Objectives: To evaluate the safety and effects of a new home treatment method, a whole-body cold mist treatment, on patients with chronic inflammatory arthritis.
Method: Whole-body cold mist shower therapy was given to 121 voluntary patients with chronic inflammatory arthritis in this crossover study during 1-week rehabilitation periods. Pain and sleep quality were assessed by a 10-cm visual analogue scale (VAS). Mental status was assessed by the Depression Scale (DEPS). Body temperature, blood pressure, heart rate, use of occasional pain and sleep medication, and possible side-effects were recorded.
Results: The differences in pain (VAS) between treatment and control periods were significant (2.0 vs. 2.4, p = 0.006, paired t-test) in the last measurement, when assessing the pain of the past week as a whole.

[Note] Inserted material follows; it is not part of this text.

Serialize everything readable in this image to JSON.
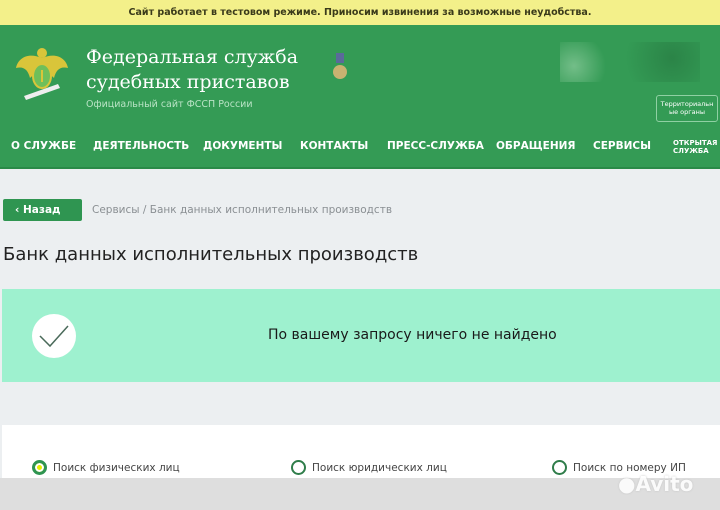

A trend could be seen of an increasing difference towards the end of the week. The treatment effect was statistically significant [likelihood ratio test (LRT), p < 0.0001] after controlling for period and sequence effects. There was an indication of better sleep quality (VAS) during the treatment period (2.3 vs. 2.7, p = 0.058 paired t-test) when assessing the past week as a whole. The mean DEPS scores showed no difference between the treatment periods (5.5 vs. 5.0, p = 0.1874 paired t-test, at start, and 4.5 vs. 4.1 p = 0.29 paired t-test, at the end). No significant side-effects were recorded.
Conclusions: The new whole-body cold treatment method may offer a safe option for self-treatment of pain at home but further study is needed to determine the clinical significance of the effect after longer use.